Bab Empat Puluh Tiga: Pasar Roh Malam Hari
Keesokan dini hari, ketika cahaya fajar mulai muncul, Yun Ting Chu melangkah menuju Istana Naga di Negeri Hantu.
Pasar hantu di negeri itu setiap tahun menggelar festival besar, yang dilaksanakan pada hari kelima belas bulan tujuh dalam kalender Imlek, berlangsung selama satu minggu. Saat ini adalah hari terakhir festival, masih ada kesempatan untuk masuk ke dalamnya.
Yun Ting Chu pernah mendapat informasi dari seekor rubah tua yang misterius, bahwa lokasi negeri hantu berada di dekat Kuil Buddha Timur, tiga puluh li di sebelah timur kota. Kuil Buddha Timur adalah sebuah tempat suci yang penuh misteri, diterangi lampu dan lentera, memuja Buddha Agung yang kekuatannya begitu dahsyat, bahkan melebihi kepala Akademi Sastra.
Jarak tiga puluh li bagi Yun Ting Chu hanyalah sekejap.

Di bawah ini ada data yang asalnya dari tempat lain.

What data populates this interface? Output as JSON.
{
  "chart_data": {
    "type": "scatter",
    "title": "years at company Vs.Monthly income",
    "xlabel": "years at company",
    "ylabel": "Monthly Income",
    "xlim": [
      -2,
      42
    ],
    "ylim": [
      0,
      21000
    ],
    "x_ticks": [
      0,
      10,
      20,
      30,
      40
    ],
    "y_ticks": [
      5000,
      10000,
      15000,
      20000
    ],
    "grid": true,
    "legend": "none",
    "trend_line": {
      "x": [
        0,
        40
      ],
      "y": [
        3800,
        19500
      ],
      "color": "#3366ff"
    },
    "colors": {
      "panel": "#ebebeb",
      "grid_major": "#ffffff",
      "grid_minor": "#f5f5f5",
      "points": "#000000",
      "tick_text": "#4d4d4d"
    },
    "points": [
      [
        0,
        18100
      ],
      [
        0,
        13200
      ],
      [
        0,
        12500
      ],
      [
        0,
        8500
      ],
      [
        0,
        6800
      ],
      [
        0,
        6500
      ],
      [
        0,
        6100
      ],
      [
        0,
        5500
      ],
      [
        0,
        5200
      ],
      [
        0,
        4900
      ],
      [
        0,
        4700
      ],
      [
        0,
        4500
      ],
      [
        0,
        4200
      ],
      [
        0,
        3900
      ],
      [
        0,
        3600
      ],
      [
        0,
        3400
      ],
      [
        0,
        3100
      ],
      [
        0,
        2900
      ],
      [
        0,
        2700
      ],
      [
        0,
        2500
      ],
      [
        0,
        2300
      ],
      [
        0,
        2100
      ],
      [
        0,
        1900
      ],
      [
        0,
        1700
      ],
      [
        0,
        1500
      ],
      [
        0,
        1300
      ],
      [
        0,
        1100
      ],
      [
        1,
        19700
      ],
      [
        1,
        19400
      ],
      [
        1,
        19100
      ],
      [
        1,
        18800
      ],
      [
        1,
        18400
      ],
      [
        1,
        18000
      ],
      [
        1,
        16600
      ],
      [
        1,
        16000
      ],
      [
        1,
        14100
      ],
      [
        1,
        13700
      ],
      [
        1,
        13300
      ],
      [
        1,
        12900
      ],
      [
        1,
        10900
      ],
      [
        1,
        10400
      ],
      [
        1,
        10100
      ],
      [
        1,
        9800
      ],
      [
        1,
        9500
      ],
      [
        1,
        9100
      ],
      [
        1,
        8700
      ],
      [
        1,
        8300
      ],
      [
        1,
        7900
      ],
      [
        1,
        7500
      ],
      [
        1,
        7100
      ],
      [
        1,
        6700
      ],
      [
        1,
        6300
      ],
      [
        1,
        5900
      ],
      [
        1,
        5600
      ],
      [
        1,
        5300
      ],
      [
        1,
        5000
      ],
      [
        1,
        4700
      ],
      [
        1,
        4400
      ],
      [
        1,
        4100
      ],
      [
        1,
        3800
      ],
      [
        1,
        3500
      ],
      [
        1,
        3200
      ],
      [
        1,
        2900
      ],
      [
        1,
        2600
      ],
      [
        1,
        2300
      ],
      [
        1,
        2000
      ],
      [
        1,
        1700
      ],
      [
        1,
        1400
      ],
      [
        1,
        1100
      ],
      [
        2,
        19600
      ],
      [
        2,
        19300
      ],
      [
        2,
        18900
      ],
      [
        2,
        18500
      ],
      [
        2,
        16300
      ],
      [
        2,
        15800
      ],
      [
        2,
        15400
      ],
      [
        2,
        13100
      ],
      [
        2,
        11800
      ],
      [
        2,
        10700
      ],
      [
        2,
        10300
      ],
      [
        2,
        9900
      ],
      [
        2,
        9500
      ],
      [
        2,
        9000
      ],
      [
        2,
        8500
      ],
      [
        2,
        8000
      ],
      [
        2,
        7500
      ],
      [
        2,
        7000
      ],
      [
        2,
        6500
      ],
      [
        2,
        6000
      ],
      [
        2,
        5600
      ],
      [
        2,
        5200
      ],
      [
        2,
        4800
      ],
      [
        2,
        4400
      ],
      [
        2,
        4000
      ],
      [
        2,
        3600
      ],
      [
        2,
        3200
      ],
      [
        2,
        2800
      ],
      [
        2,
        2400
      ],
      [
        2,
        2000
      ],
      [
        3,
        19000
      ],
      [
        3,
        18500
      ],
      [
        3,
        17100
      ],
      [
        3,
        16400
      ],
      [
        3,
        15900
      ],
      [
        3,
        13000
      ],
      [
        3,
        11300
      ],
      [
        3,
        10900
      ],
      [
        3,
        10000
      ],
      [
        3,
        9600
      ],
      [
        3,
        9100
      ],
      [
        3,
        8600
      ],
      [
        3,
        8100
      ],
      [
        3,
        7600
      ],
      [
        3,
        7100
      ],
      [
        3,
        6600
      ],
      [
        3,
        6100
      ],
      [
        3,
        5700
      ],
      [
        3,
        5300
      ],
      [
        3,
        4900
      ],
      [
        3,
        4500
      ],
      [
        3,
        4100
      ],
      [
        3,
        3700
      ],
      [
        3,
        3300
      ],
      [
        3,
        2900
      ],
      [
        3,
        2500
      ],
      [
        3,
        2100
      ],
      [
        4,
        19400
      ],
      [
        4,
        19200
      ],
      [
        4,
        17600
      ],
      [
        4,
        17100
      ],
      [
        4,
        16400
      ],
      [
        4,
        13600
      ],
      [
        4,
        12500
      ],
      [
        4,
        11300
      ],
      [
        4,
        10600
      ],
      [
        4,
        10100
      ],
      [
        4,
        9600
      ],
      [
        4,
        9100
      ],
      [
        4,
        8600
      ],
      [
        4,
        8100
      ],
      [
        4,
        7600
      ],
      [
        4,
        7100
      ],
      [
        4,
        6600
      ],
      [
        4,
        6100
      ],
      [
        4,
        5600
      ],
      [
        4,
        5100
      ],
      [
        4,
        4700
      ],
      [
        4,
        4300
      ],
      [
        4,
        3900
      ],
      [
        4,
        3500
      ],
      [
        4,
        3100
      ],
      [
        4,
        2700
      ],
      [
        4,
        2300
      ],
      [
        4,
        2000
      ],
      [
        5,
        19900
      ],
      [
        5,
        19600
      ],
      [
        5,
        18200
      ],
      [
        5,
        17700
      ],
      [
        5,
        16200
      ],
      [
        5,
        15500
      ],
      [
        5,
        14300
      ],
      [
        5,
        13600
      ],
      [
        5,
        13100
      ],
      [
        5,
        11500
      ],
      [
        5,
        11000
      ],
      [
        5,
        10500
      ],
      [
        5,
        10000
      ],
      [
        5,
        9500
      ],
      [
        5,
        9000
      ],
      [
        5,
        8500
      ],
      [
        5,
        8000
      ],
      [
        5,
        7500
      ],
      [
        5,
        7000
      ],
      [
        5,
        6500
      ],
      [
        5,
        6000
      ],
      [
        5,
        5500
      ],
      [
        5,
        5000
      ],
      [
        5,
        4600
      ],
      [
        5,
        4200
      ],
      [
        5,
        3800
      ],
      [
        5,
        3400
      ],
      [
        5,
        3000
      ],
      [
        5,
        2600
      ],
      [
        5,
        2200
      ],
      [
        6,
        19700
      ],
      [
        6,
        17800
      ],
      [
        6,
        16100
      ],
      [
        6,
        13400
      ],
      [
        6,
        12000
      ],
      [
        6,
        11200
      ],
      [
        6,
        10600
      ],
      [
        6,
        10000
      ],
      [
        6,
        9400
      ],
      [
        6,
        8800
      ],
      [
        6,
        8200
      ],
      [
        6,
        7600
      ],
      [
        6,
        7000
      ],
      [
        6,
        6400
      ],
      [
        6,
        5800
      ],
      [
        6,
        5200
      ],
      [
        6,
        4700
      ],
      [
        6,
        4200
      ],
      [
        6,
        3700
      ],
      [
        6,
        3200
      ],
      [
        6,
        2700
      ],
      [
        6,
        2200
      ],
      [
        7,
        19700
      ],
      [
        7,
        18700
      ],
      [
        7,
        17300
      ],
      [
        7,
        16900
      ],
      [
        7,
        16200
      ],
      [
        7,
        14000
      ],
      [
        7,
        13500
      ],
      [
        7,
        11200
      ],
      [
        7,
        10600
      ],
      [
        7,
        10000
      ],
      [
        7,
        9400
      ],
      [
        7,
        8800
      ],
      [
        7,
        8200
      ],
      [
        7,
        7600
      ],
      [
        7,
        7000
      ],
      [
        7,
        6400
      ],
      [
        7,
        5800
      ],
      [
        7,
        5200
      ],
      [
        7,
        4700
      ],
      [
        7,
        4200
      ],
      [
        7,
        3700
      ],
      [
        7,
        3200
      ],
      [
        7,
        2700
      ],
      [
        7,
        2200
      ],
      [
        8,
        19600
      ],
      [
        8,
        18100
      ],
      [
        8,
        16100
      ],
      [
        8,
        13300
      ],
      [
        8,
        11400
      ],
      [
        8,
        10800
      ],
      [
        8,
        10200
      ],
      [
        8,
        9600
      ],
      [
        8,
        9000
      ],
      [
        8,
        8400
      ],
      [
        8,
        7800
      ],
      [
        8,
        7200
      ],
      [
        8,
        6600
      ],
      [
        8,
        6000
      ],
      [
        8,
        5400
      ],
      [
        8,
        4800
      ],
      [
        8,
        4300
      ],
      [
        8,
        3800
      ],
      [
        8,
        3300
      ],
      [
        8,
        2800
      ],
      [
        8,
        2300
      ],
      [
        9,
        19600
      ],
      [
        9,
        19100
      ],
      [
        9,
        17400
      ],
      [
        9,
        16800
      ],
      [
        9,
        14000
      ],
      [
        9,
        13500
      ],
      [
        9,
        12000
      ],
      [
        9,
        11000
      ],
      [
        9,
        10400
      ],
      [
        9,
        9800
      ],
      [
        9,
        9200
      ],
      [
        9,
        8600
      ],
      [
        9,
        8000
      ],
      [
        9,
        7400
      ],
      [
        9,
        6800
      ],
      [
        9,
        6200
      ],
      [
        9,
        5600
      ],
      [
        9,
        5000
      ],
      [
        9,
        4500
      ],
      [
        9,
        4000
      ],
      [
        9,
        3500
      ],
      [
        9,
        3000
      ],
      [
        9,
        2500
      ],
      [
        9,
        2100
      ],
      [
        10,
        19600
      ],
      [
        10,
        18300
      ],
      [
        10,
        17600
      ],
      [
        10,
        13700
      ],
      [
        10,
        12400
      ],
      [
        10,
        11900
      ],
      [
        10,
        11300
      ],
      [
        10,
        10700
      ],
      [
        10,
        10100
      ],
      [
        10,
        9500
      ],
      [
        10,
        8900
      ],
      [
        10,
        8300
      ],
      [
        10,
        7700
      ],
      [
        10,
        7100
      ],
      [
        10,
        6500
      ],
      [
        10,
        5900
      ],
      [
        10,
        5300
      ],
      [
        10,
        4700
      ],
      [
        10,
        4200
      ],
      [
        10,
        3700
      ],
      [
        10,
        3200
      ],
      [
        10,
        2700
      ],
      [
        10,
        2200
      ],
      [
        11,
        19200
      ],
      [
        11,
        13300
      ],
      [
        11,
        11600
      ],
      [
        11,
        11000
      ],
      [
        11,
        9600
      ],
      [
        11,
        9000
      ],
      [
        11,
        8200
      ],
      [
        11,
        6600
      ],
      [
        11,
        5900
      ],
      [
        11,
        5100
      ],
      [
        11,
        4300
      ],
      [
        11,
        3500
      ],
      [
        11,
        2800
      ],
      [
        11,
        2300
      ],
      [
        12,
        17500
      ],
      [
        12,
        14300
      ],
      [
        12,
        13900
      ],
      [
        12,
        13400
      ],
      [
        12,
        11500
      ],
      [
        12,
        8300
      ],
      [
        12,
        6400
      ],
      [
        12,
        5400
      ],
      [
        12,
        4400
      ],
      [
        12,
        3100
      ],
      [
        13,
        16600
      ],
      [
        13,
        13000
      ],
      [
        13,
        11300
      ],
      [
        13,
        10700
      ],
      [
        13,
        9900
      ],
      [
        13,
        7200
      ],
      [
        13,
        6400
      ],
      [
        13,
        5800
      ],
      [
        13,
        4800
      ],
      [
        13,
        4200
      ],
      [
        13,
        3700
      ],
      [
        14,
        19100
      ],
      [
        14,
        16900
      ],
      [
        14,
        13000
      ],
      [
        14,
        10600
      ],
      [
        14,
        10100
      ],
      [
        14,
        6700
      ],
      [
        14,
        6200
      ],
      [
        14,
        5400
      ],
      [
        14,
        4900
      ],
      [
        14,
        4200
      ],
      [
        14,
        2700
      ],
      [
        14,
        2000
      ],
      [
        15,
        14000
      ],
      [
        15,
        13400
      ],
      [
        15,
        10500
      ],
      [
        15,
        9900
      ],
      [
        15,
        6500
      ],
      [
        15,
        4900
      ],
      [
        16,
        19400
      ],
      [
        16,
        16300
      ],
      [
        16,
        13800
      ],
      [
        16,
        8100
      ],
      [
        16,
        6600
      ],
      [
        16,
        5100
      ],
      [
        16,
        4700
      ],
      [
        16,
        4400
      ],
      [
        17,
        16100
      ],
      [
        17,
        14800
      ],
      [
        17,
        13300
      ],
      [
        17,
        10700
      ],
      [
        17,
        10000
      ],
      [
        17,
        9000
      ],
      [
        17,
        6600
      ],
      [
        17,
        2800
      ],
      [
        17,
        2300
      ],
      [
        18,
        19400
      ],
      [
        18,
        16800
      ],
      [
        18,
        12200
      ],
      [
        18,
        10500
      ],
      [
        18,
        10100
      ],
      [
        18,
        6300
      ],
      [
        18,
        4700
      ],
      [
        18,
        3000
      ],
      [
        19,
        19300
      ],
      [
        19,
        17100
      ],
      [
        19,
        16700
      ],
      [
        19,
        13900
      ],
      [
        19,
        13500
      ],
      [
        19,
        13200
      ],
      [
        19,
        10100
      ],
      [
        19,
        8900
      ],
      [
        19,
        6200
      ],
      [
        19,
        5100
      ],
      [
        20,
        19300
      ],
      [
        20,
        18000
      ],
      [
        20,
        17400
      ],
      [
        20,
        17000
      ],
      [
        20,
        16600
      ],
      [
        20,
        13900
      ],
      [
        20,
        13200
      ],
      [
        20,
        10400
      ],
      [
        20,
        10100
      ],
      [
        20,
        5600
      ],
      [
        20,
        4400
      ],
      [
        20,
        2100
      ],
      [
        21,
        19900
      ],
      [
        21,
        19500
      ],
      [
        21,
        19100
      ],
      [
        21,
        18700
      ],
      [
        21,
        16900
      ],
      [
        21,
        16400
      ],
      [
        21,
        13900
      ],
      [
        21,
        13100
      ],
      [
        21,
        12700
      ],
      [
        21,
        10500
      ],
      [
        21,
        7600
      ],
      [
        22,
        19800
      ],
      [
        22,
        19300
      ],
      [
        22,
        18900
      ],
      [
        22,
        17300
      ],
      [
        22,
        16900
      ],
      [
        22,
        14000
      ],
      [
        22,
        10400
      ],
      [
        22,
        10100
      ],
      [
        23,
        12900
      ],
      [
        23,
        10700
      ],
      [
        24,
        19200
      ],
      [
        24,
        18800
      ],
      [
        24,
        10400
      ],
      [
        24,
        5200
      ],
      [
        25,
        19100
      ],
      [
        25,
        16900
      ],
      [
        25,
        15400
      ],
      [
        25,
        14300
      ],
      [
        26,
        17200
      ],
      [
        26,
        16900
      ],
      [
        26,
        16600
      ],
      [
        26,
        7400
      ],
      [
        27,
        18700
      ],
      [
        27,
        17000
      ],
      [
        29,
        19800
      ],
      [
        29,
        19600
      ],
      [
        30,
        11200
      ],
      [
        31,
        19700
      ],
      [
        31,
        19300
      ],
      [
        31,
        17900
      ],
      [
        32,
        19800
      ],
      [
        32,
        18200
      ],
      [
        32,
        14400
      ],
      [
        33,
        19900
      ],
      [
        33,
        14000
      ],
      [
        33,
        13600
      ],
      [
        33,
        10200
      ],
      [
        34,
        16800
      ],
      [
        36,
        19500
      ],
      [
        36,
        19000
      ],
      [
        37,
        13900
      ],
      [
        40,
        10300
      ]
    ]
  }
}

Tak lama, ia sudah tiba di depan Kuil Buddha Timur yang menjulang tinggi sampai ke langit. Khususnya patung Buddha di bagian depan, tingginya mencapai tiga ratus zhang, lebih menjulang dari gunung-gunung biasa. Seluruh patung memancarkan cahaya Buddha yang memukau, membuat siapapun merasa hormat dan kagum.
Bahkan Yun Ting Chu hanya dengan memandang dari kejauhan sudah merasakan sesak di dadanya, tak mampu menatap langsung.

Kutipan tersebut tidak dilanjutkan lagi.